As lideranças têm livre trânsito pelo aeroporto, inclusive podendo atuar no Terminal 2, onde ficam seus subordinados, aguardando para abordar passageiros oriundos de países da América Latina e da África.
Fiscalização
Por meio de nota, a Secretaria da Segurança Pública (SSP) de São Paulo afirma que desenvolve “diversos trabalhos” em parceria com a PRF, Polícia Militar e a Guarda Civil Municipal de Guarulhos, “visando a abordagem de veículos.”
“Caso haja alguma atividade ilícita, o boletim de ocorrência é registrado e as investigações são realizadas”, diz trecho de nota da SSP, que não informou se algum suspeito da quadrilha já havia sido preso ou responsabilizado pelo esquema até a publicação desta reportagem.
A Uber afirmou, também por meio de nota, que “todas as viagens” precisam ser feitas por meio de seu aplicativo oficial, para que o passageiro tenha informações sobre o motorista, como nome, foto, além de saber o modelo do carro usado.
“Qualquer viagem feita fora desses padrões não é uma viagem de Uber e, portanto, não dispõe das diversas ferramentas de tecnologia e processos de segurança oferecidas pela plataforma”, destacou.
O aplicativo acrescentou que “todos os motoristas parceiros” passam por uma verificação de antecedentes criminais antes de terem acesso à plataforma.
A empresa 99 também afirmou que as corridas do app devem ser solicitadas exclusivamente por pessoas cadastradas no aplicativo. “Além de ser proibida pela legislação, usuários que adotem a prática de fazer corridas fora do app não contarão com as funcionalidades de segurança que a companhia oferece”, alertou.
A GRU Airport, que administra o aeroporto de Guarulhos, afirmou que a fiscalização do trânsito, no perímeetro aeroportuário, é de responsabilidade das polícias Rodoviária Federal e Militar, além da Secretaria de Transportes e Mobilidade Urbana de Guarulhos.

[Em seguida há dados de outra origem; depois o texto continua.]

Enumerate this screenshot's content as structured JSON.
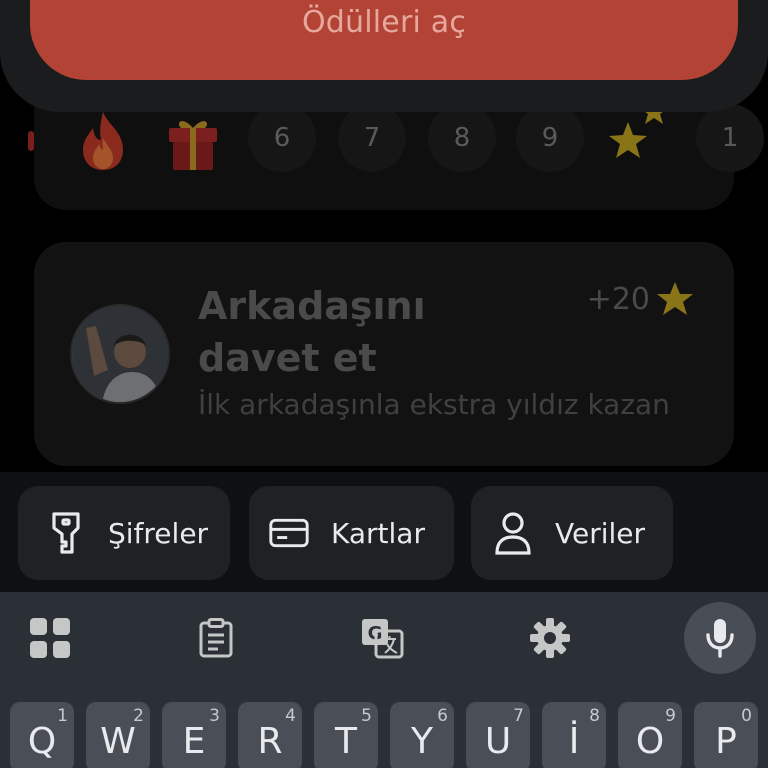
{
  "rewards": {
    "button_label": "Ödülleri aç"
  },
  "streak": {
    "days": [
      "6",
      "7",
      "8",
      "9",
      "1"
    ]
  },
  "invite": {
    "title": "Arkadaşını davet et",
    "reward": "+20",
    "subtitle": "İlk arkadaşınla ekstra yıldız kazan"
  },
  "suggestions": [
    {
      "label": "Şifreler",
      "icon": "key-icon"
    },
    {
      "label": "Kartlar",
      "icon": "card-icon"
    },
    {
      "label": "Veriler",
      "icon": "person-icon"
    }
  ],
  "keyboard": {
    "toolbar": [
      "apps-grid-icon",
      "clipboard-icon",
      "translate-icon",
      "settings-gear-icon",
      "microphone-icon"
    ],
    "row1": [
      {
        "key": "Q",
        "num": "1"
      },
      {
        "key": "W",
        "num": "2"
      },
      {
        "key": "E",
        "num": "3"
      },
      {
        "key": "R",
        "num": "4"
      },
      {
        "key": "T",
        "num": "5"
      },
      {
        "key": "Y",
        "num": "6"
      },
      {
        "key": "U",
        "num": "7"
      },
      {
        "key": "İ",
        "num": "8"
      },
      {
        "key": "O",
        "num": "9"
      },
      {
        "key": "P",
        "num": "0"
      }
    ]
  },
  "colors": {
    "accent": "#b34335",
    "keyboard_bg": "#2b2f36",
    "key_bg": "#4a4f57",
    "chip_bg": "#202124"
  }
}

A concessionária acrescentou que, quando solicitada, concede apoio aos órgãos públicos, além de alertar usuários do aeroporto sobre os riscos do uso de transporte clandestino.

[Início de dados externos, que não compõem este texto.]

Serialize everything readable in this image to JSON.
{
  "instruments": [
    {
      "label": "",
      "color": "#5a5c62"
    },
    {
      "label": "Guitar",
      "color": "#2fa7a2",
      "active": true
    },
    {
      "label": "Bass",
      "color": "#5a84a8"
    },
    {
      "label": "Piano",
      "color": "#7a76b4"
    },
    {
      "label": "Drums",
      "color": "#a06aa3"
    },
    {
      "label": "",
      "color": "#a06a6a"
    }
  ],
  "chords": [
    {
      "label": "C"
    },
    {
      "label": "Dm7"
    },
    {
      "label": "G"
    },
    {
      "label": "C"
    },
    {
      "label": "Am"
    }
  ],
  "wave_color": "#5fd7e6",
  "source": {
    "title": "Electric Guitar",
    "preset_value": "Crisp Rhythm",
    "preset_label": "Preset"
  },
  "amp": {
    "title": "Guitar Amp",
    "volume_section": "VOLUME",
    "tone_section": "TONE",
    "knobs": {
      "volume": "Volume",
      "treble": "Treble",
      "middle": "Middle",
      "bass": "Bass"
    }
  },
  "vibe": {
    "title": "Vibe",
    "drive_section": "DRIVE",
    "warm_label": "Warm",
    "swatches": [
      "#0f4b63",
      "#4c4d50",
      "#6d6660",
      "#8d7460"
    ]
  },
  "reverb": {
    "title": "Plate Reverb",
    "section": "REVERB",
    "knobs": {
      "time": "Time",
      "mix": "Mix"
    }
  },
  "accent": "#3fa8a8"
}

A Secretaria de Transportes e Mobilidade Urbana de Guarulhos afirmou que, em 2022, apreendeu 33 veículos usados clandestinamente para transportar passageiros na cidade. Ainda no ano passado, o governo municipal registrou 13.973 autuações de veículos envolvidos de alguma forma com o transporte clandestino de passageiros.